This comforting and creamy potato soup comes straight from the granddaughter of an Idaho potato farmer. It’s thick, luxurious, and perfectly hearty — no fancy ingredients or long simmer times required.
4 cups diced Russet potatoes (about 2 large or 2 lbs)
1 cup diced carrots (about 2 large)
1 clove garlic, minced
3 cups water (just enough to barely cover the vegetables)
1 tablespoon Better Than Bouillon Chicken Base (chicken or turkey flavor)
¼ cup fresh parsley, chopped (or 1 tablespoon dried)
1 teaspoon kosher salt
For the White Sauce (Béchamel)
½ cup butter (1 stick)
½ cup all-purpose flour
½ teaspoon kosher salt
½ teaspoon black pepper
4 cups whole milk
Optional Garnishes
Shredded cheddar cheese
Chopped green onions
Extra chopped parsley
Instructions
1. Cook the Vegetables
Peel and dice the potatoes into small cubes (about ½ inch). Add them to a 3-quart stockpot.
Dice the carrots to match the potato size and add them to the pot.
Add minced garlic, 3 cups of water, the bouillon base, parsley, and 1 teaspoon salt.
Bring to a boil over high heat, then reduce to medium and simmer gently for about 20 minutes, with the lid vented.
When the potatoes and carrots are tender (easily pierced with a fork), remove from heat.

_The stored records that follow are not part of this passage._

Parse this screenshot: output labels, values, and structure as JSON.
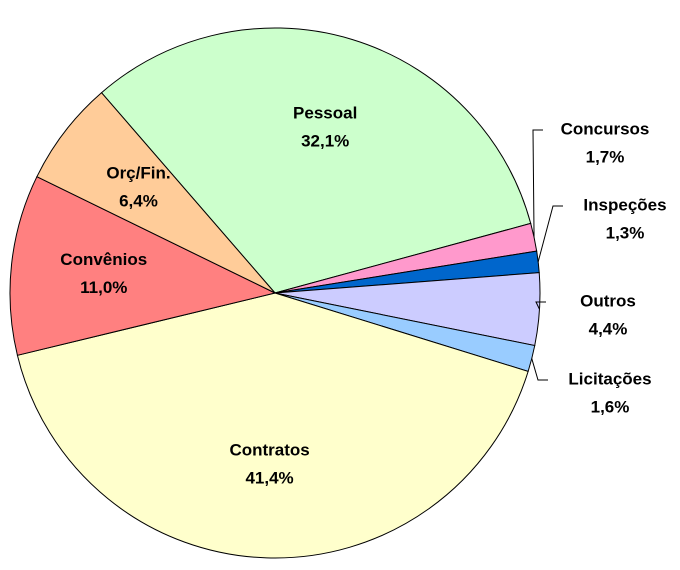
{
  "chart_data": {
    "type": "pie",
    "categories": [
      "Pessoal",
      "Concursos",
      "Inspeções",
      "Outros",
      "Licitações",
      "Contratos",
      "Convênios",
      "Orç/Fin."
    ],
    "values": [
      32.1,
      1.7,
      1.3,
      4.4,
      1.6,
      41.4,
      11.0,
      6.4
    ],
    "value_labels": [
      "32,1%",
      "1,7%",
      "1,3%",
      "4,4%",
      "1,6%",
      "41,4%",
      "11,0%",
      "6,4%"
    ],
    "colors": [
      "#ccffcc",
      "#ff99cc",
      "#0066cc",
      "#ccccff",
      "#99ccff",
      "#ffffcc",
      "#ff8080",
      "#ffcc99"
    ]
  }
}
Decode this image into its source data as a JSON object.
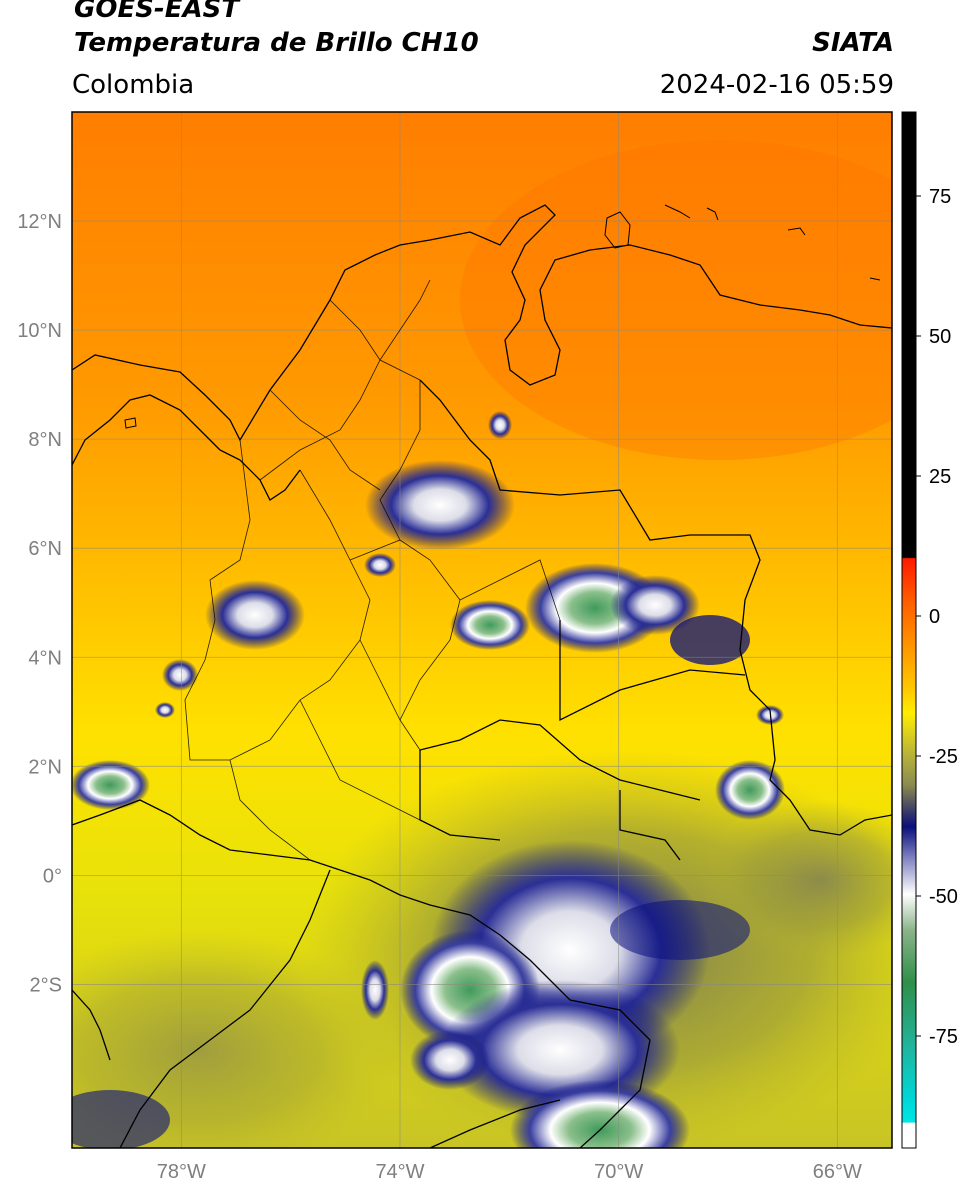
{
  "header": {
    "satellite": "GOES-EAST",
    "product": "Temperatura de Brillo CH10",
    "region": "Colombia",
    "agency": "SIATA",
    "timestamp": "2024-02-16 05:59"
  },
  "map": {
    "lon_range": [
      -80,
      -65
    ],
    "lat_range": [
      -5,
      14
    ],
    "lat_ticks": [
      {
        "value": 12,
        "label": "12°N"
      },
      {
        "value": 10,
        "label": "10°N"
      },
      {
        "value": 8,
        "label": "8°N"
      },
      {
        "value": 6,
        "label": "6°N"
      },
      {
        "value": 4,
        "label": "4°N"
      },
      {
        "value": 2,
        "label": "2°N"
      },
      {
        "value": 0,
        "label": "0°"
      },
      {
        "value": -2,
        "label": "2°S"
      }
    ],
    "lon_ticks": [
      {
        "value": -78,
        "label": "78°W"
      },
      {
        "value": -74,
        "label": "74°W"
      },
      {
        "value": -70,
        "label": "70°W"
      },
      {
        "value": -66,
        "label": "66°W"
      }
    ],
    "grid": true
  },
  "colorbar": {
    "range": [
      -95,
      90
    ],
    "ticks": [
      {
        "value": 75,
        "label": "75"
      },
      {
        "value": 50,
        "label": "50"
      },
      {
        "value": 25,
        "label": "25"
      },
      {
        "value": 0,
        "label": "0"
      },
      {
        "value": -25,
        "label": "-25"
      },
      {
        "value": -50,
        "label": "-50"
      },
      {
        "value": -75,
        "label": "-75"
      }
    ],
    "colors": {
      "above_10": "#000000",
      "red": "#ff1a00",
      "orange": "#ff8c00",
      "yellow": "#ffee00",
      "olive": "#9b9b3c",
      "navy": "#0a0f7d",
      "white": "#ffffff",
      "green": "#2f8f4a",
      "teal": "#22b39a",
      "cyan": "#00e5e5"
    }
  }
}
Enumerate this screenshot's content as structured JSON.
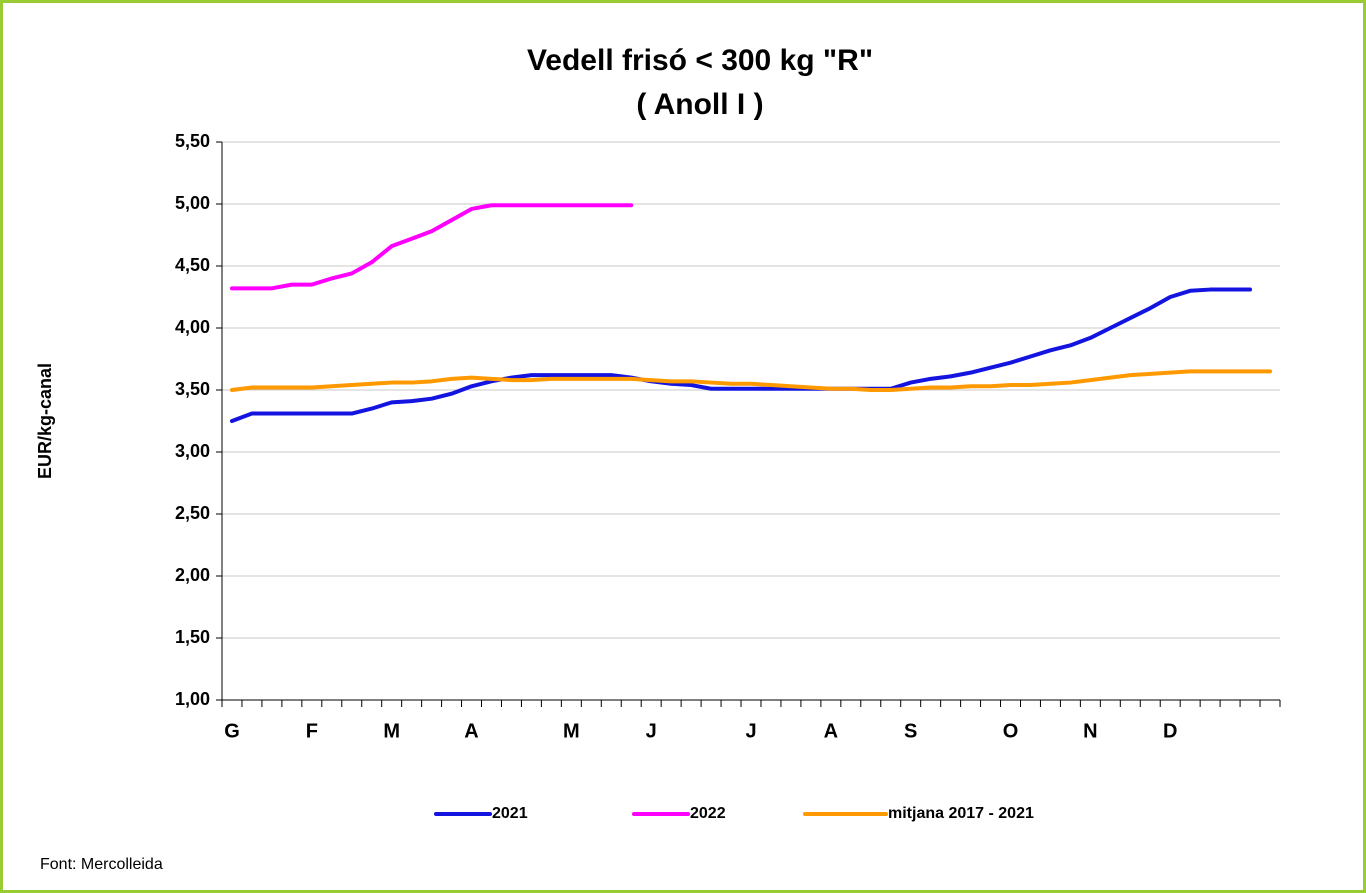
{
  "chart_data": {
    "type": "line",
    "title": "Vedell frisó < 300 kg \"R\"",
    "subtitle": "( Anoll  I )",
    "y_label": "EUR/kg-canal",
    "source": "Font: Mercolleida",
    "categories": [
      "G",
      null,
      null,
      null,
      "F",
      null,
      null,
      null,
      "M",
      null,
      null,
      null,
      "A",
      null,
      null,
      null,
      null,
      "M",
      null,
      null,
      null,
      "J",
      null,
      null,
      null,
      null,
      "J",
      null,
      null,
      null,
      "A",
      null,
      null,
      null,
      "S",
      null,
      null,
      null,
      null,
      "O",
      null,
      null,
      null,
      "N",
      null,
      null,
      null,
      "D",
      null,
      null,
      null,
      null,
      null
    ],
    "series": [
      {
        "name": "2021",
        "color": "#1414e0",
        "values": [
          3.25,
          3.31,
          3.31,
          3.31,
          3.31,
          3.31,
          3.31,
          3.35,
          3.4,
          3.41,
          3.43,
          3.47,
          3.53,
          3.57,
          3.6,
          3.62,
          3.62,
          3.62,
          3.62,
          3.62,
          3.6,
          3.57,
          3.55,
          3.54,
          3.51,
          3.51,
          3.51,
          3.51,
          3.51,
          3.51,
          3.51,
          3.51,
          3.51,
          3.51,
          3.56,
          3.59,
          3.61,
          3.64,
          3.68,
          3.72,
          3.77,
          3.82,
          3.86,
          3.92,
          4.0,
          4.08,
          4.16,
          4.25,
          4.3,
          4.31,
          4.31,
          4.31,
          null
        ]
      },
      {
        "name": "2022",
        "color": "#ff00ff",
        "values": [
          4.32,
          4.32,
          4.32,
          4.35,
          4.35,
          4.4,
          4.44,
          4.53,
          4.66,
          4.72,
          4.78,
          4.87,
          4.96,
          4.99,
          4.99,
          4.99,
          4.99,
          4.99,
          4.99,
          4.99,
          4.99,
          null,
          null,
          null,
          null,
          null,
          null,
          null,
          null,
          null,
          null,
          null,
          null,
          null,
          null,
          null,
          null,
          null,
          null,
          null,
          null,
          null,
          null,
          null,
          null,
          null,
          null,
          null,
          null,
          null,
          null,
          null,
          null
        ]
      },
      {
        "name": "mitjana 2017 - 2021",
        "color": "#ff9900",
        "values": [
          3.5,
          3.52,
          3.52,
          3.52,
          3.52,
          3.53,
          3.54,
          3.55,
          3.56,
          3.56,
          3.57,
          3.59,
          3.6,
          3.59,
          3.58,
          3.58,
          3.59,
          3.59,
          3.59,
          3.59,
          3.59,
          3.58,
          3.57,
          3.57,
          3.56,
          3.55,
          3.55,
          3.54,
          3.53,
          3.52,
          3.51,
          3.51,
          3.5,
          3.5,
          3.51,
          3.52,
          3.52,
          3.53,
          3.53,
          3.54,
          3.54,
          3.55,
          3.56,
          3.58,
          3.6,
          3.62,
          3.63,
          3.64,
          3.65,
          3.65,
          3.65,
          3.65,
          3.65
        ]
      }
    ],
    "ylim": [
      1,
      5.5
    ],
    "yticks": [
      {
        "value": 1,
        "label": "1,00"
      },
      {
        "value": 1.5,
        "label": "1,50"
      },
      {
        "value": 2,
        "label": "2,00"
      },
      {
        "value": 2.5,
        "label": "2,50"
      },
      {
        "value": 3,
        "label": "3,00"
      },
      {
        "value": 3.5,
        "label": "3,50"
      },
      {
        "value": 4,
        "label": "4,00"
      },
      {
        "value": 4.5,
        "label": "4,50"
      },
      {
        "value": 5,
        "label": "5,00"
      },
      {
        "value": 5.5,
        "label": "5,50"
      }
    ],
    "grid": true,
    "legend": "bottom"
  }
}
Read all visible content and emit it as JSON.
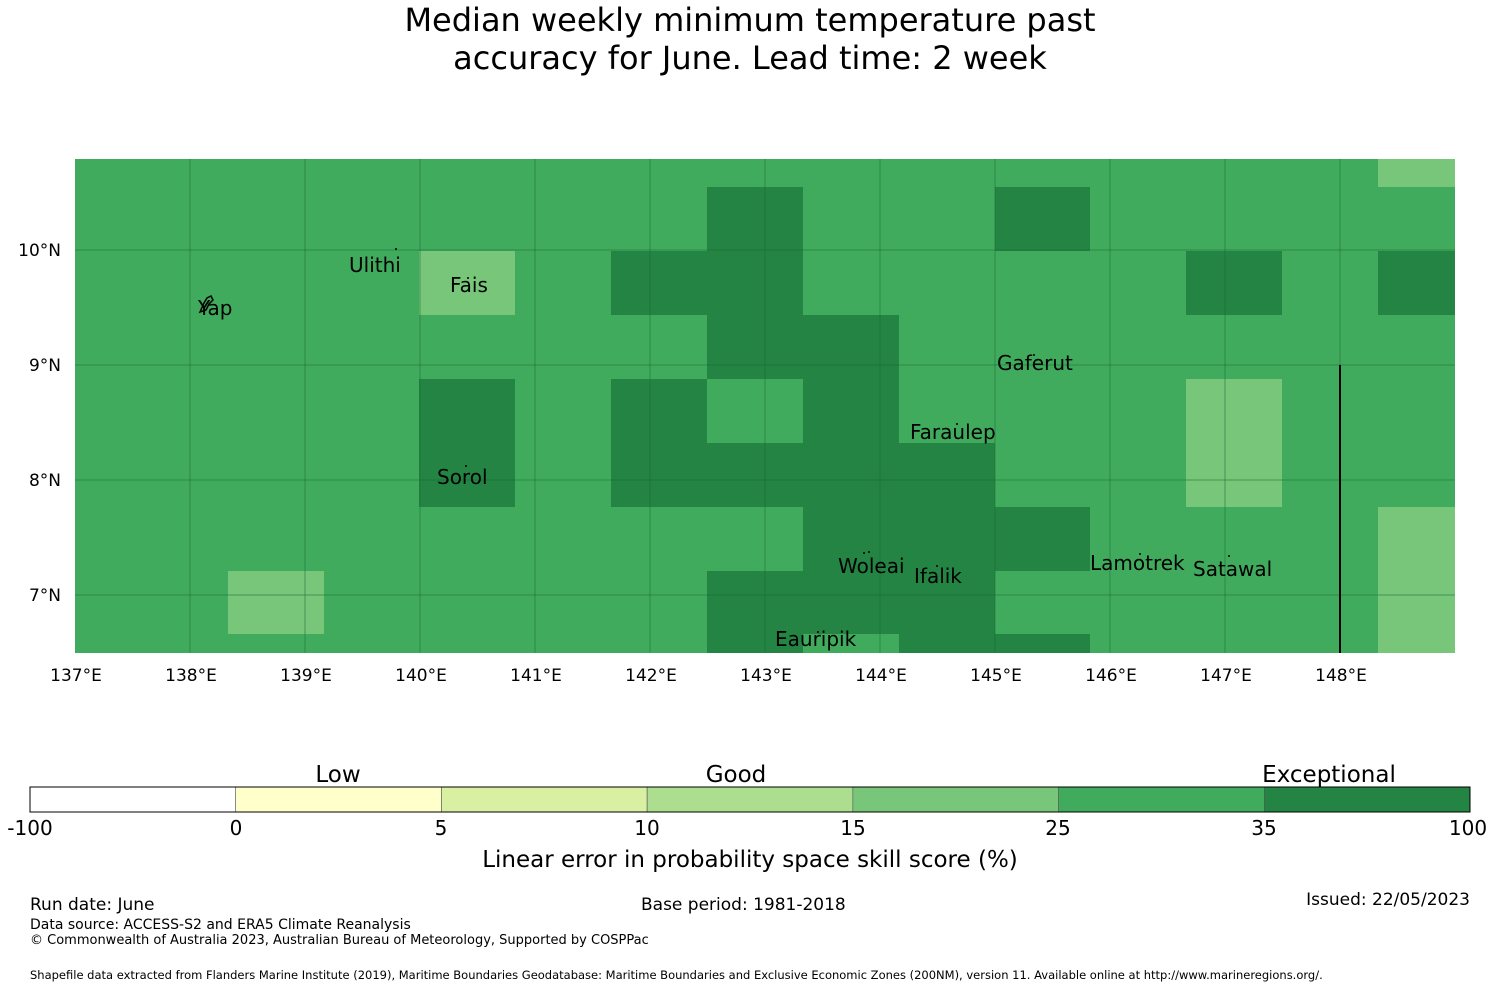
{
  "title": {
    "line1": "Median weekly minimum temperature past",
    "line2": "accuracy for June. Lead time: 2 week"
  },
  "map": {
    "lat_labels": [
      "10°N",
      "9°N",
      "8°N",
      "7°N"
    ],
    "lon_labels": [
      "137°E",
      "138°E",
      "139°E",
      "140°E",
      "141°E",
      "142°E",
      "143°E",
      "144°E",
      "145°E",
      "146°E",
      "147°E",
      "148°E"
    ],
    "places": [
      "Ulithi",
      "Fais",
      "Yap",
      "Gaferut",
      "Faraulep",
      "Sorol",
      "Woleai",
      "Ifalik",
      "Lamotrek",
      "Satawal",
      "Eauripik"
    ],
    "category_colors": {
      "c25_35": "#41ab5d",
      "c35_100": "#238443",
      "c15_25": "#78c679"
    }
  },
  "colorbar": {
    "categories": [
      "Low",
      "Good",
      "Exceptional"
    ],
    "ticks": [
      "-100",
      "0",
      "5",
      "10",
      "15",
      "25",
      "35",
      "100"
    ],
    "colors": [
      "#ffffff",
      "#ffffcc",
      "#d9f0a3",
      "#addd8e",
      "#78c679",
      "#41ab5d",
      "#238443"
    ],
    "label": "Linear error in probability space skill score (%)"
  },
  "footer": {
    "run_date": "Run date: June",
    "base_period": "Base period: 1981-2018",
    "issued": "Issued: 22/05/2023",
    "data_source": "Data source: ACCESS-S2 and ERA5 Climate Reanalysis",
    "copyright": "© Commonwealth of Australia 2023, Australian Bureau of Meteorology, Supported by COSPPac",
    "shapefile": "Shapefile data extracted from Flanders Marine Institute (2019), Maritime Boundaries Geodatabase: Maritime Boundaries and Exclusive Economic Zones (200NM), version 11. Available online at http://www.marineregions.org/."
  }
}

Use a potato masher to achieve your preferred texture — chunky, smooth, or somewhere in between. (For a silky finish, use an immersion blender.)
2. Make the White Sauce
In a separate saucepan, melt ½ cup butter over medium heat.
Whisk in ½ cup flour, ½ teaspoon salt, and ½ teaspoon pepper to form a roux. Cook for 1–3 minutes, stirring constantly.
Gradually whisk in 4 cups milk, about 1 cup at a time, whisking until smooth before adding more. Tip: Warming the milk beforehand in the microwave for 1–2 minutes helps prevent lumps and speeds things up.
Bring the sauce to a gentle boil, stirring constantly. Let it bubble for 1 minute, then remove from heat.
3. Combine and Serve
Pour the white sauce into the pot with the mashed vegetables. Stir well until fully blended.
Serve hot, topped with shredded cheese, green onions, and a sprinkle of parsley.
Storage
Store leftovers in the refrigerator for up to 5 days.
Do not freeze. Potatoes absorb moisture and cause the sauce to separate and turn grainy.